The Week in Regulation: November 5-9
A lone final rule implementing parts of the Affordable Care Act highlighted another slow week for regulatory activity. Thanks to regulatory cost savings from an Occupational Health and Safety Administration regulation, costs increased by less than $4 million this week.
Regulatory Toplines
- New Proposed Rules: 49
- New Final Rules: 61
- 2012 Significant Documents: 532
- 2012 Total Pages of Regulation: 67,532
- 2012 Proposed Rules: $16.4 billion
- 2012 Final Rules: $215.2 billion
ObamaCare
The Centers for Medicare & Medicaid Services (CMS) issued a final rule for “End-Stage Renal Disease Prospective Payment System.” The regulation includes mostly transfer payments from the federal government to Medicare providers, including a $320 million negative transfer. The direct costs are minimal paperwork burdens: $12.4 million and more than 250,000 burden hours.
Since passage, based on total lifetime costs of the regulations, the Affordable Care Act has imposed an estimated $20.4 billion in private-sector burdens, approximately $7.2 billion in costs to the states, and 63.5 million annual paperwork hours.
Dodd-Frank
There were no notable Dodd-Frank rulemakings this week. Click here to view the total estimated compliance costs from Dodd-Frank; since passage the legislation has produced more than 58.7 million paperwork burden hours and imposed $15 billion in direct compliance costs. Based on calculations from the Financial Services Roundtable, Dodd-Frank regulations would require 29,355 employees to file federal paperwork.
A Note on Notices
This week federal agencies published 444 notices. In these notices, agencies typically request new or revised paperwork burdens from the Office of Management and Budget. These notices are generally not final, merely requests with a comment period.
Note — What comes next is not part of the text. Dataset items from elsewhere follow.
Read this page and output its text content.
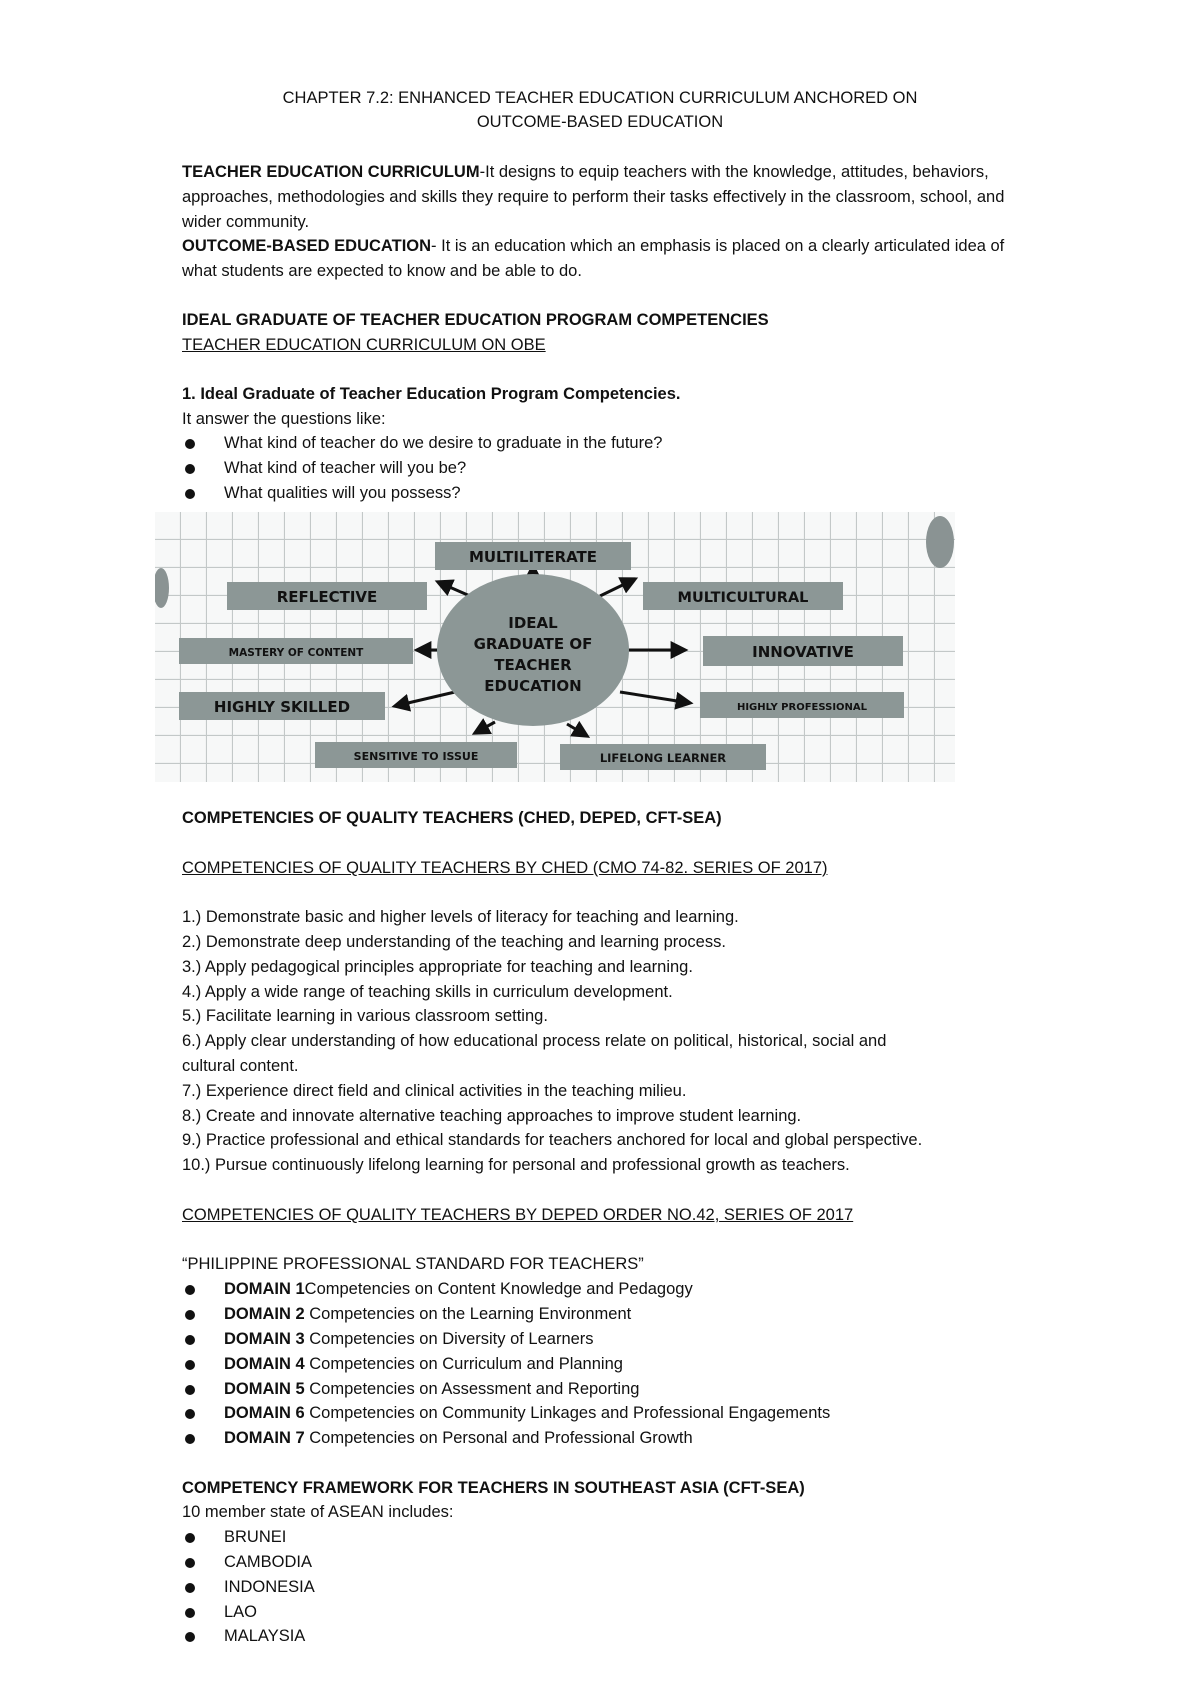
CHAPTER 7.2: ENHANCED TEACHER EDUCATION CURRICULUM ANCHORED ON
OUTCOME-BASED EDUCATION
TEACHER EDUCATION CURRICULUM-It designs to equip teachers with the knowledge, attitudes, behaviors, approaches, methodologies and skills they require to perform their tasks effectively in the classroom, school, and wider community.
OUTCOME-BASED EDUCATION- It is an education which an emphasis is placed on a clearly articulated idea of what students are expected to know and be able to do.
IDEAL GRADUATE OF TEACHER EDUCATION PROGRAM COMPETENCIES
TEACHER EDUCATION CURRICULUM ON OBE
1. Ideal Graduate of Teacher Education Program Competencies.
It answer the questions like:
What kind of teacher do we desire to graduate in the future?
What kind of teacher will you be?
What qualities will you possess?
IDEAL
GRADUATE OF
TEACHER
EDUCATION
MULTILITERATE
REFLECTIVE	MULTICULTURAL
MASTERY OF CONTENT	INNOVATIVE
HIGHLY SKILLED	HIGHLY PROFESSIONAL
SENSITIVE TO ISSUE	LIFELONG LEARNER
COMPETENCIES OF QUALITY TEACHERS (CHED, DEPED, CFT-SEA)
COMPETENCIES OF QUALITY TEACHERS BY CHED (CMO 74-82. SERIES OF 2017)
1.) Demonstrate basic and higher levels of literacy for teaching and learning.
2.) Demonstrate deep understanding of the teaching and learning process.
3.) Apply pedagogical principles appropriate for teaching and learning.
4.) Apply a wide range of teaching skills in curriculum development.
5.) Facilitate learning in various classroom setting.
6.) Apply clear understanding of how educational process relate on political, historical, social and
cultural content.
7.) Experience direct field and clinical activities in the teaching milieu.
8.) Create and innovate alternative teaching approaches to improve student learning.
9.) Practice professional and ethical standards for teachers anchored for local and global perspective.
10.) Pursue continuously lifelong learning for personal and professional growth as teachers.
COMPETENCIES OF QUALITY TEACHERS BY DEPED ORDER NO.42, SERIES OF 2017
“PHILIPPINE PROFESSIONAL STANDARD FOR TEACHERS”
DOMAIN 1Competencies on Content Knowledge and Pedagogy
DOMAIN 2 Competencies on the Learning Environment
DOMAIN 3 Competencies on Diversity of Learners
DOMAIN 4 Competencies on Curriculum and Planning
DOMAIN 5 Competencies on Assessment and Reporting
DOMAIN 6 Competencies on Community Linkages and Professional Engagements
DOMAIN 7 Competencies on Personal and Professional Growth
COMPETENCY FRAMEWORK FOR TEACHERS IN SOUTHEAST ASIA (CFT-SEA)
10 member state of ASEAN includes:
BRUNEI
CAMBODIA
INDONESIA
LAO
MALAYSIA
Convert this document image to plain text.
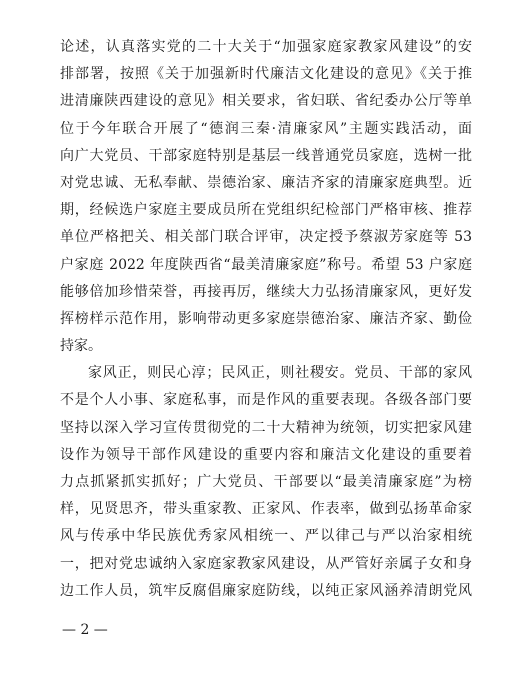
论述，认真落实党的二十大关于“加强家庭家教家风建设”的安
排部署，按照《关于加强新时代廉洁文化建设的意见》《关于推
进清廉陕西建设的意见》相关要求，省妇联、省纪委办公厅等单
位于今年联合开展了“德润三秦·清廉家风”主题实践活动，面
向广大党员、干部家庭特别是基层一线普通党员家庭，选树一批
对党忠诚、无私奉献、崇德治家、廉洁齐家的清廉家庭典型。近
期，经候选户家庭主要成员所在党组织纪检部门严格审核、推荐
单位严格把关、相关部门联合评审，决定授予蔡淑芳家庭等 53
户家庭 2022 年度陕西省“最美清廉家庭”称号。希望 53 户家庭
能够倍加珍惜荣誉，再接再厉，继续大力弘扬清廉家风，更好发
挥榜样示范作用，影响带动更多家庭崇德治家、廉洁齐家、勤俭
持家。
家风正，则民心淳；民风正，则社稷安。党员、干部的家风
不是个人小事、家庭私事，而是作风的重要表现。各级各部门要
坚持以深入学习宣传贯彻党的二十大精神为统领，切实把家风建
设作为领导干部作风建设的重要内容和廉洁文化建设的重要着
力点抓紧抓实抓好；广大党员、干部要以“最美清廉家庭”为榜
样，见贤思齐，带头重家教、正家风、作表率，做到弘扬革命家
风与传承中华民族优秀家风相统一、严以律己与严以治家相统
一，把对党忠诚纳入家庭家教家风建设，从严管好亲属子女和身
边工作人员，筑牢反腐倡廉家庭防线，以纯正家风涵养清朗党风
— 2 —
Agencies requested 34 million paperwork burden hours, the equivalent of forcing 17,000 employees into red tape compliance. The associated costs of these burdens: $142.8 million, or $4.20 per hour.
Total Burdens
At the current pace, the published regulatory burden for 2012 will exceed $267 billion. Since January 1, the federal government has imposed $231.7 billion in compliance costs and more than 135.3 million annual paperwork burden hours. For comparison, it took 7 million hours to build the Empire State Building.